Makalah ini berisi tentang pembelajaran puisi di SMA kelas II dan kelas III. Puisi yang di pakai sebagai materi pembelajaran kali ini adalah puisi “Telepon Tengah Malam” karya Joko Pinurbo (Jokpin). Jokpin adalah penyair lulusan dari Jurusan Pendidikan Bahasa dan Sastra Indonesia IKIP Sanata Dharma Yogyakarta (1987).  Buku kumpulan puisinya, Celana (1999), Di Bawah Kibaran Sarung, Pacarkecilku (2002), Telepon Genggam (2003), Pacar Senja: Seratus Puisi Pilihan (2005), Kepada Cium (2007), dan Celana Pacar kecilku di Bawah Kibaran Sarung: Tiga Kumpulan Puisi (2007). Puisi tersebut sengaja kami pilihkan dari penyair hebat agar kualitas puisinya tinggi.
Dalam makalah ini kami cantumkan hal-hal yang seharusnya dilakukan dalam pembelajaran puisi mulai dari pembukaan pembelajaran sampai penutup atau akhir pembelajaran puisi. Sehingga Kami berharap tulisan singkat ini bisa membawa suatu manfaat bagi pembaca khusunya mahasiswa Pendidikan Bahasa dan Sastra Indonesia.

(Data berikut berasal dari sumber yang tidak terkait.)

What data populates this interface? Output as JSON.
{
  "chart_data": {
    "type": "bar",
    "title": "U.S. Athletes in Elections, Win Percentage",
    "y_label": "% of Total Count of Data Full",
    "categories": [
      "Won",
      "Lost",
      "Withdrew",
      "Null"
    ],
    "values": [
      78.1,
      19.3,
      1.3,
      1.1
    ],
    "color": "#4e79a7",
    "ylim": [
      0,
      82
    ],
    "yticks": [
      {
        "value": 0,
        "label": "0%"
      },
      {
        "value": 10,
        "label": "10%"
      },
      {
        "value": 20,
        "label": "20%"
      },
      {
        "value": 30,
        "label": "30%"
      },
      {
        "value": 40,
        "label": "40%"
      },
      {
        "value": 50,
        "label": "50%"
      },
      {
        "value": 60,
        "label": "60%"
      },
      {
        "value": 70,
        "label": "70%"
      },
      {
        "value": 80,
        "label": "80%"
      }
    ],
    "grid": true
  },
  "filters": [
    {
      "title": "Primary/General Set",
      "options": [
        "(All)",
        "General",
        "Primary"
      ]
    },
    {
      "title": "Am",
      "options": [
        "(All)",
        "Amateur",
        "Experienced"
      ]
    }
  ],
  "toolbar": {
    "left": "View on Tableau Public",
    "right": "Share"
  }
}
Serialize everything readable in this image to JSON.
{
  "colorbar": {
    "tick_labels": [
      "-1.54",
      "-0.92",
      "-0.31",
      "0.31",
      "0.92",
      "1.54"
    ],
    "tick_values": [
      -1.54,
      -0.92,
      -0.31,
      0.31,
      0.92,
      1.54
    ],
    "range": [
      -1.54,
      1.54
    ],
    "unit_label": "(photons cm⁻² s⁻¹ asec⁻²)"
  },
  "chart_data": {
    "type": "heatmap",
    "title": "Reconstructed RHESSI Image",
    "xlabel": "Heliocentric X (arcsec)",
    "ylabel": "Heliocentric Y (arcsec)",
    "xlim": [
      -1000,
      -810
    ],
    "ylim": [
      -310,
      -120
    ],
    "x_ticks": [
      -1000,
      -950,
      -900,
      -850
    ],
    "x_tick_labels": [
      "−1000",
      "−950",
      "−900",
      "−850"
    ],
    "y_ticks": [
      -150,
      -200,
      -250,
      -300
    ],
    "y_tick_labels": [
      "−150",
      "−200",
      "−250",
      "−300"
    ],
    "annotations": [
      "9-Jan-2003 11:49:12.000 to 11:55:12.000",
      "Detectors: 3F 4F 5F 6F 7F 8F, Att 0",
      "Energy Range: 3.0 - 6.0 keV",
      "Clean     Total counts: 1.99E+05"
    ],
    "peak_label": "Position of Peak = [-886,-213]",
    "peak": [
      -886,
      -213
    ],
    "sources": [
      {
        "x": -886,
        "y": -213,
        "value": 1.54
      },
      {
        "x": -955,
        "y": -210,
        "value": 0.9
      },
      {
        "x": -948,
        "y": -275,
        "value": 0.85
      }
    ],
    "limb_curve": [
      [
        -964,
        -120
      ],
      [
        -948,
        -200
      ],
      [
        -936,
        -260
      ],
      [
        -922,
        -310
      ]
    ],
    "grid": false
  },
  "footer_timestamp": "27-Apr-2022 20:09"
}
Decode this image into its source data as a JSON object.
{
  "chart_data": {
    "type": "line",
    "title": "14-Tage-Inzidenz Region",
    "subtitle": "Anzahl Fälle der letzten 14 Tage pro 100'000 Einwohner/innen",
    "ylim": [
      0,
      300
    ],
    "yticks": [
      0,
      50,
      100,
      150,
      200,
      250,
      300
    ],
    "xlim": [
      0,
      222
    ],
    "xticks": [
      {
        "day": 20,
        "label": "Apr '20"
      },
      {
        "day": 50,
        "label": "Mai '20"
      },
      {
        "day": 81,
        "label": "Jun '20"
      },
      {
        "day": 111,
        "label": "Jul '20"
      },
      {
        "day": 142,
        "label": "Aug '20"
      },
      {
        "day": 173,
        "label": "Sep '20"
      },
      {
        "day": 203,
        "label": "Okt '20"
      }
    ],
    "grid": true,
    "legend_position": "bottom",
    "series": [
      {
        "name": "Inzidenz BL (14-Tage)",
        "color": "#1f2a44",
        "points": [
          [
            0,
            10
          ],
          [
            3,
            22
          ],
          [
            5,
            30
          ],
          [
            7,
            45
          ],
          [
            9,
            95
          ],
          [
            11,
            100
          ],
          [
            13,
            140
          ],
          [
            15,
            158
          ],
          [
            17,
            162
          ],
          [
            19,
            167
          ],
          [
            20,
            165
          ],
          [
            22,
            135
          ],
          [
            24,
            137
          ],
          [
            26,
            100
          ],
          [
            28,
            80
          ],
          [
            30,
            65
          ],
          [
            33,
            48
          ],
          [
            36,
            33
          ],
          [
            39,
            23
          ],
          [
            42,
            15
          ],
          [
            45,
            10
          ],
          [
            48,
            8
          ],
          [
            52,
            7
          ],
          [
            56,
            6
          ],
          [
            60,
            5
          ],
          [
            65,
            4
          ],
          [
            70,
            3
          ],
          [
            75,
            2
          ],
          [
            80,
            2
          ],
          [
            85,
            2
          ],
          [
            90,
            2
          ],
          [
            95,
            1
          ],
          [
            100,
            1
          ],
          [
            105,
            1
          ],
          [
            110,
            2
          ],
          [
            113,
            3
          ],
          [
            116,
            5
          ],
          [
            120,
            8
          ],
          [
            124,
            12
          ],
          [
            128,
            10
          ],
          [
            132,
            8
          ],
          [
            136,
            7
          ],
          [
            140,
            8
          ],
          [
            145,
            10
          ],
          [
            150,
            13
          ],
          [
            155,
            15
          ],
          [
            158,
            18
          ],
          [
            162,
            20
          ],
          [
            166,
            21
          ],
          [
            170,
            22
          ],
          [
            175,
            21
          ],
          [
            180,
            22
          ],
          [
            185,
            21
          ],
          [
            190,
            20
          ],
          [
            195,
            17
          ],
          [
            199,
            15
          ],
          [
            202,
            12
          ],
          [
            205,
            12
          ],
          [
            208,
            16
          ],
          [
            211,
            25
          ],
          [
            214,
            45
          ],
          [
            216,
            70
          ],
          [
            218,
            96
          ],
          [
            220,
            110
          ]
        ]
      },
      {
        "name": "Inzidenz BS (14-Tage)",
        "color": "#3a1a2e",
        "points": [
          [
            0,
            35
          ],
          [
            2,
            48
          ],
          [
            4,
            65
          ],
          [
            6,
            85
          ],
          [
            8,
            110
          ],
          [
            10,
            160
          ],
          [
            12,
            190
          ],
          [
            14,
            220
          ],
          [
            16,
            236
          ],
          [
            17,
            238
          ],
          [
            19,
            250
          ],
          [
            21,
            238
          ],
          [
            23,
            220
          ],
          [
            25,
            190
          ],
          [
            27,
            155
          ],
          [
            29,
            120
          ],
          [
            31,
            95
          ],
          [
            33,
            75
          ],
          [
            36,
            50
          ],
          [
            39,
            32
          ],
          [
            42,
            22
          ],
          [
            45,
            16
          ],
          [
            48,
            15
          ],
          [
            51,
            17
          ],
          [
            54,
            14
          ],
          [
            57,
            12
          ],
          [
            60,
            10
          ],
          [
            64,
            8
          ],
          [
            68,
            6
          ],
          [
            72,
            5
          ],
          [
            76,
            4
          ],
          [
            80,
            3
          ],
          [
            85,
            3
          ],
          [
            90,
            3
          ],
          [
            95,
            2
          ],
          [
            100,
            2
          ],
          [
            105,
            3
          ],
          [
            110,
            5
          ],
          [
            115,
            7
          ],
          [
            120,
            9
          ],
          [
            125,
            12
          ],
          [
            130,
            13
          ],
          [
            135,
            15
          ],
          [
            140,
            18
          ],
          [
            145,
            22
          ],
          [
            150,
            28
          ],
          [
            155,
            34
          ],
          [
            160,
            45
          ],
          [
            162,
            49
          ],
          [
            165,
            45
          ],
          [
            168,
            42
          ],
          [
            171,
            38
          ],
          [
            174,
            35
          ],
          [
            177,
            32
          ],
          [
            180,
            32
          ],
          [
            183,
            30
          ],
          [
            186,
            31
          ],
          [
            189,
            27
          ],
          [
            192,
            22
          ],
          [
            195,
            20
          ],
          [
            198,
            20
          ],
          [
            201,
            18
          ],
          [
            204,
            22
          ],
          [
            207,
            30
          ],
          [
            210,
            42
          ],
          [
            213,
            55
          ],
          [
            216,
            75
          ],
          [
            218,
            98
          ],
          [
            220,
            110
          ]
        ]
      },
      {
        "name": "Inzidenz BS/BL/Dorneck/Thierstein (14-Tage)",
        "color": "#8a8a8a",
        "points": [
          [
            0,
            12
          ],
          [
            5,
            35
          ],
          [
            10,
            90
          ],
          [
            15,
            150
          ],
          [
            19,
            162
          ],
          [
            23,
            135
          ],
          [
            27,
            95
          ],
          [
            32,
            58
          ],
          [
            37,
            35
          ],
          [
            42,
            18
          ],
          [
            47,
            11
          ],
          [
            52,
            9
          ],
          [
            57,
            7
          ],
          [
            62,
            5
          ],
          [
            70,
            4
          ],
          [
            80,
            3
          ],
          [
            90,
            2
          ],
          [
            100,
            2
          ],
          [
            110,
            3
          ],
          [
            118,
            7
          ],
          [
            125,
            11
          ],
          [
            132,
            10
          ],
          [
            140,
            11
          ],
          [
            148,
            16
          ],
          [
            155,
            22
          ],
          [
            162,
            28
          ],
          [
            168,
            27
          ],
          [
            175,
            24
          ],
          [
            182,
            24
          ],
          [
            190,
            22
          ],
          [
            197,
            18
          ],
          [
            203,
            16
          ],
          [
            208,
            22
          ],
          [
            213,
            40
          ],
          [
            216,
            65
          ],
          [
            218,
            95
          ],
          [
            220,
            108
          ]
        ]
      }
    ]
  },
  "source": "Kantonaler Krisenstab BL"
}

2.      Pendahuluan (unsur fisik dan mental puisi)
2.1  Unsur fisik puisi “Telepon Tengah Malam” 
Puisi “Telepon Tengah Malam” terdiri dari dari lima belas baris satu bait. Pilihan kata-katanya termasuk kata-kata sederhana hanya saja di dalam kesederhanaan itu terdapat metafora-metafora yang menyebabkan pemaknaan agak sulit seperti /Ada dering telepon, panjang dan keras//dalam rongga dadaku/. Dering telepon di sini bukanlah dering telepon yang sebenarnya. Dering telepon dalam rongga dada memetaforakan keadaan batin yang bergetar-getar, tidak tenang, gundah gulana, dan lain sebagainya.
Di samping itu, kita dapat menemukan pencitraan salah satunya citraan audio visual (pendengaran) /Telepon berkali-kali berdering, kubiarkan saja/. Kita juga dapat menemukan enjambunen dalam puisi tersebut yaitu
Ada dering telepon, panjang dan keras,
dalam rongga dadaku
/Ada dering telepon, panjang dan keras,//dalam rongga dadaku/ sebetulnya hanya satu kalimat majemuk, yang seharusnya ditulis dalam satu baris (serangkai), induk kalimat dan anak kalimat tidak boleh dipisahkan dari rangkai itu, harus sejajar. Jadi pada dasarnya  yang benar  itu /Ada dering telepon, panjang dan keras, dalam rongga dadaku/ bukan /Ada dering telepon, panjang dan keras,//dalam rongga dadaku/. Namun, dalam kesastraan demi kepentingan lirik dalam puisi hal itu dibolehkan saja. Kasus ini biasa disebut dengan hak lisensi puitika. Jadi, dalam perpuisian hal tersebut tidak disalahkan.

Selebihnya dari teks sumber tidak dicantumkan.